The Federal Court of Australia has held that a jewellery company engaged in misleading or deceptive conduct in relation to its dual pricing advertisements.
The Australian Competition and Consumer Commission brought the proceeding against The Jewellery Group Pty Ltd, trading as Zamel’s, in relation to a number of catalogues and flyers listing ‘then’ and ‘now’ prices.
Justice Lander found that Zamel’s regularly negotiated discounts with customers outside sale periods and therefore the ‘then’ price was in fact rarely paid. Readers unaware of that practice of discounting would have reasonably interpreted the difference between the ‘then’ and ‘now’ prices as the saving they would make by purchasing the jewellery during the sale period. His Honour therefore found that the represented saving was false and amounted to misleading or deceptive conduct.

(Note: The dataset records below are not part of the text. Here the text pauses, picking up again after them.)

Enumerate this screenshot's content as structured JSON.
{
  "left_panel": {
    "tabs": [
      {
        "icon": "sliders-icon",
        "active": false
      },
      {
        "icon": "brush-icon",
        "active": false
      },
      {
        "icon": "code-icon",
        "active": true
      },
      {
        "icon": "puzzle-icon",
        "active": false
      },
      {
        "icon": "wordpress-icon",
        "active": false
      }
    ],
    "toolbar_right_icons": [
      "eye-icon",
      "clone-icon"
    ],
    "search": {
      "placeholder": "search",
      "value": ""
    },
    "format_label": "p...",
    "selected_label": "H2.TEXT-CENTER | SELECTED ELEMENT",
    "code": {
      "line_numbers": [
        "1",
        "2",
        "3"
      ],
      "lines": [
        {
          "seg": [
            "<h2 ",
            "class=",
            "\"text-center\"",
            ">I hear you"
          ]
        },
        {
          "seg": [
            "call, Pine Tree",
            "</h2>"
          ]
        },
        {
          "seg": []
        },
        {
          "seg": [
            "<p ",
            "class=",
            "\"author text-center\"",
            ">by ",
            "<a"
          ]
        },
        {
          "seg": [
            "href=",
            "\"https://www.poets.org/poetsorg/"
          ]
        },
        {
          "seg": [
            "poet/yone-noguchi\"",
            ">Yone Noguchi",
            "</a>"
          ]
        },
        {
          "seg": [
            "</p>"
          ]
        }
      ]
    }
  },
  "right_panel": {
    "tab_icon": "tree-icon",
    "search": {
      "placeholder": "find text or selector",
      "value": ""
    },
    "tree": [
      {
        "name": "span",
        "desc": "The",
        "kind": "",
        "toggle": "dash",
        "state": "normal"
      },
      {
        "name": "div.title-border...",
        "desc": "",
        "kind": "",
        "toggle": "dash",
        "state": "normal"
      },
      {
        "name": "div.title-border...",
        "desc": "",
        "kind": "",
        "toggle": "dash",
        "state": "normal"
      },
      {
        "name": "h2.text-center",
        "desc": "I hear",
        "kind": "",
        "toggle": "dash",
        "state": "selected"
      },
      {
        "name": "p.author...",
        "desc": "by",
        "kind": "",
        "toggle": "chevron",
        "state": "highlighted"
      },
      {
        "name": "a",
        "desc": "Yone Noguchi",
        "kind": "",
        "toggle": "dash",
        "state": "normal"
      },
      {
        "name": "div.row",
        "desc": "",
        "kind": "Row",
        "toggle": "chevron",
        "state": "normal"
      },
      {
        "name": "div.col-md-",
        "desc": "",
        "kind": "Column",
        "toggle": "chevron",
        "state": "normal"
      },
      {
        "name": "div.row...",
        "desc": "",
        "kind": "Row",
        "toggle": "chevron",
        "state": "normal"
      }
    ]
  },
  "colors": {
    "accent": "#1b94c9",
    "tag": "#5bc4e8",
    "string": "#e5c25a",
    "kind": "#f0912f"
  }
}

The Court will hear the parties as to penalties in December.
The Contravening Conduct
The proceeding related to six catalogues and a flyer that were published and distributed by Zamel’s between November 2008 and May 2010. The ACCC alleged that the savings represented by Zamel’s in those advertisements amounted to contraventions of sections 52 and 53(e) of the Trade Practices Act 1974 (Cth)1.
The relevant audience
The Court accepted that there would be a group of savvy customers who would know that they could always negotiate as to the price of jewellery and therefore would not be misled or deceived by the advertisements. However, it held that the relevant audience also included those who were unaware of this discounting practice, particularly given that the advertisements had been widely distributed through letterbox drops and the internet.
The Court noted that if a retailer has a vigorous ongoing discounting policy, the purpose of dual pricing would be to attract the customers unaware of that policy. It commented that such advertisements would offer little inducement to customers aware of a vigorous ongoing discounting policy, as such advertisements would do no more than signal to those customers that they could purchase the jewellery for the lower price without having to negotiate to it first. In contrast, the unaware customers would understand that they could purchase the items for a lower price during the sales period alone and would therefore be more likely to be induced to purchase during that sales period.

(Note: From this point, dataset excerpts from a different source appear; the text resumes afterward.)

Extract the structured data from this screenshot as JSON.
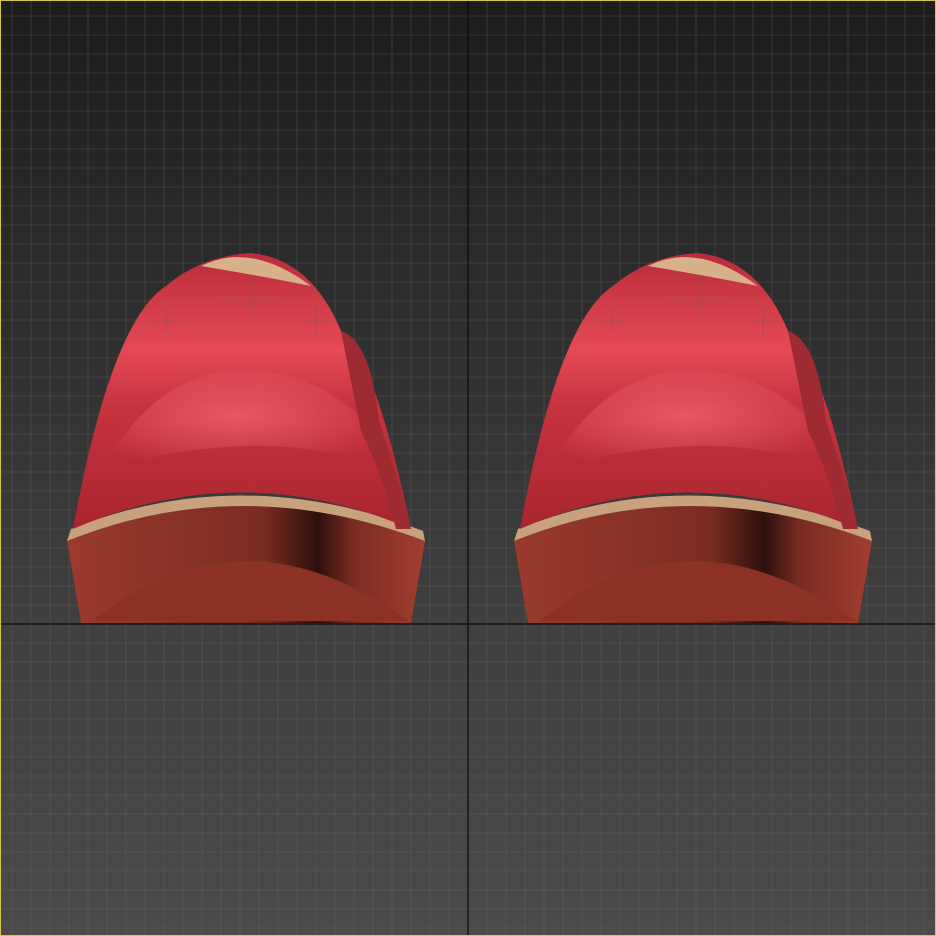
{
  "viewport": {
    "view": "perspective",
    "shading": "smooth",
    "grid": true,
    "active": true,
    "border_color": "#d6c64e",
    "bg_top": "#1c1c1c",
    "bg_bottom": "#4a4a4a",
    "grid_color": "#6a6a6a",
    "axis_color": "#0a0a0a"
  },
  "scene": {
    "objects": [
      {
        "name": "left-shoe",
        "color": "#c8323e"
      },
      {
        "name": "right-shoe",
        "color": "#c8323e"
      }
    ],
    "material": {
      "upper": "#c8323e",
      "highlight": "#ec5560",
      "trim": "#c8a27c",
      "sole": "#8a3226"
    }
  }
}
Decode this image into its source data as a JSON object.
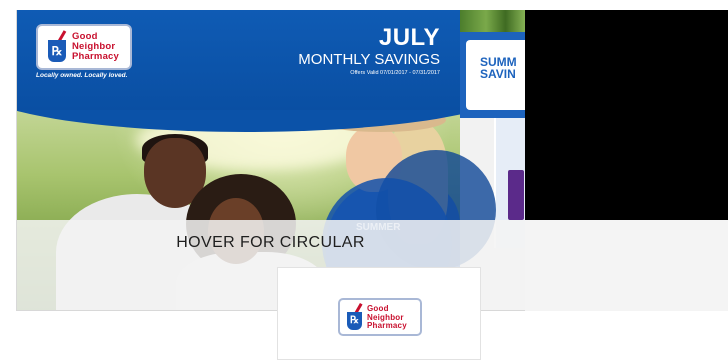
{
  "flyer": {
    "brand": {
      "name_lines": [
        "Good",
        "Neighbor",
        "Pharmacy"
      ],
      "rx_symbol": "℞",
      "tagline": "Locally owned. Locally loved."
    },
    "month": "JULY",
    "headline": "MONTHLY SAVINGS",
    "offers_valid": "Offers Valid 07/01/2017 - 07/31/2017",
    "page2": {
      "title_lines": [
        "SUMM",
        "SAVIN"
      ]
    },
    "overlap_text": "SUMMER"
  },
  "hover": {
    "label": "HOVER FOR CIRCULAR"
  },
  "footer_logo": {
    "name_lines": [
      "Good",
      "Neighbor",
      "Pharmacy"
    ],
    "rx_symbol": "℞"
  },
  "colors": {
    "brand_blue": "#0f5bb4",
    "brand_red": "#c8102e"
  }
}
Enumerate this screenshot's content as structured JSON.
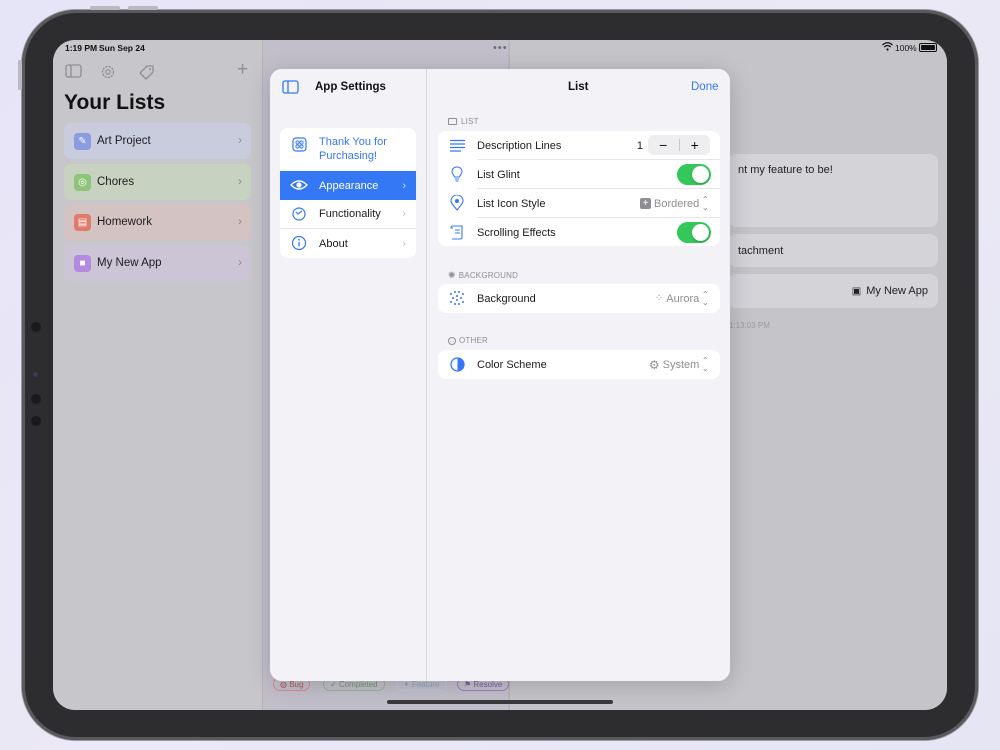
{
  "status": {
    "time": "1:19 PM",
    "date": "Sun Sep 24",
    "battery": "100%"
  },
  "sidebar": {
    "title": "Your Lists",
    "lists": [
      {
        "label": "Art Project",
        "color": "#8b9ce0",
        "bg": "#c9ccdd"
      },
      {
        "label": "Chores",
        "color": "#8fc47a",
        "bg": "#c7d2c0"
      },
      {
        "label": "Homework",
        "color": "#e07a6a",
        "bg": "#d3c3c2"
      },
      {
        "label": "My New App",
        "color": "#b48ae0",
        "bg": "#cbc5d6"
      }
    ]
  },
  "detail": {
    "message": "nt my feature to be!",
    "attachment": "tachment",
    "app_chip": "My New App",
    "timestamp": "1:13:03 PM",
    "tags": [
      "Bug",
      "Completed",
      "Feature",
      "Resolve"
    ]
  },
  "modal": {
    "sidebar_title": "App Settings",
    "main_title": "List",
    "done_label": "Done",
    "nav": [
      {
        "label": "Thank You for Purchasing!"
      },
      {
        "label": "Appearance"
      },
      {
        "label": "Functionality"
      },
      {
        "label": "About"
      }
    ],
    "sections": {
      "list_header": "LIST",
      "background_header": "BACKGROUND",
      "other_header": "OTHER"
    },
    "rows": {
      "description_lines": {
        "label": "Description Lines",
        "value": "1",
        "minus": "−",
        "plus": "+"
      },
      "list_glint": {
        "label": "List Glint",
        "on": true
      },
      "list_icon_style": {
        "label": "List Icon Style",
        "value": "Bordered"
      },
      "scrolling_effects": {
        "label": "Scrolling Effects",
        "on": true
      },
      "background": {
        "label": "Background",
        "value": "Aurora"
      },
      "color_scheme": {
        "label": "Color Scheme",
        "value": "System"
      }
    },
    "accent": "#3478f6",
    "toggle_color": "#34c759"
  }
}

The Court rejected the respondent’s argument that a reader would interpret the figures as merely representing an offer price. It held that the advertisements represented to customers unaware of the ongoing discounting policy that a purchaser of an item of jewellery in the catalogue or flyer would make a saving of the difference between the two prices.

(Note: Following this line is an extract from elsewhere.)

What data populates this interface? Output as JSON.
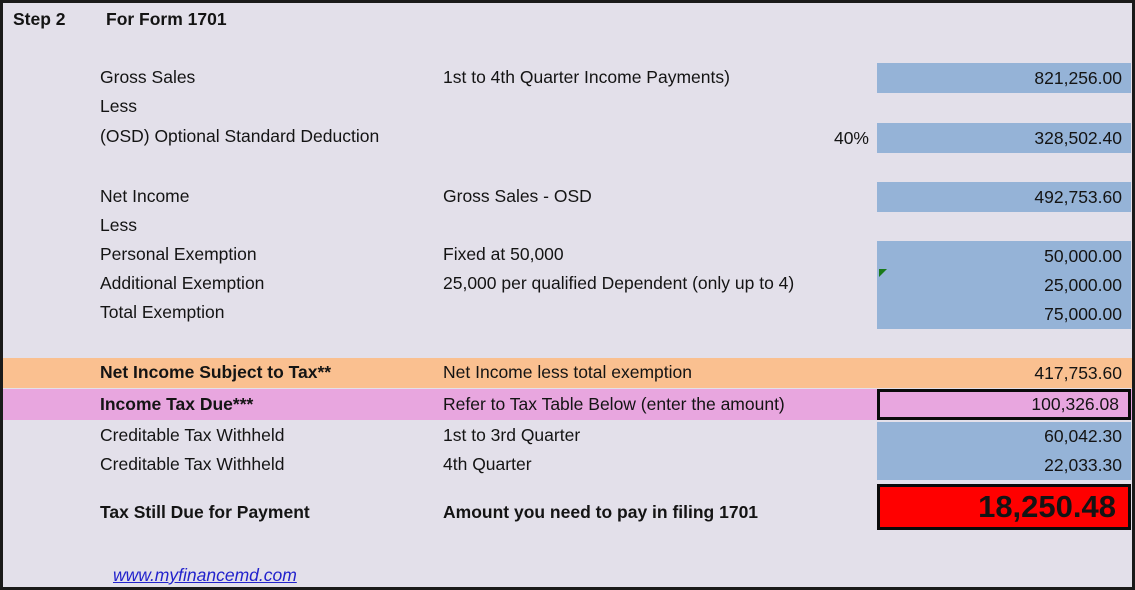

Conduct was misleading or deceptive
The Court held that the respondent pursued a vigorous discounting policy outside of sales periods and that as a result, the ‘was’ price was rarely paid by a Zamel’s customer. Therefore, a significant number of unaware readers of the advertisements would not have paid the ‘strike through’ or ‘was’ price and achieved the represented saving if they had purchased the jewellery before the sales period. On this basis the Court held that the savings representation was false and the respondent had engaged in conduct that was misleading or deceptive.
Implications for business
There have been a number of cases in which the ACCC has brought proceedings against businesses who engage in dual pricing advertising. This case serves as another warning to businesses to take great care when engaging in the practice. In particular, businesses that operate in an environment where negotiating and discounting are common practice should ensure that they can demonstrate significant sales at the pre-sale price before engaging in dual price advertising.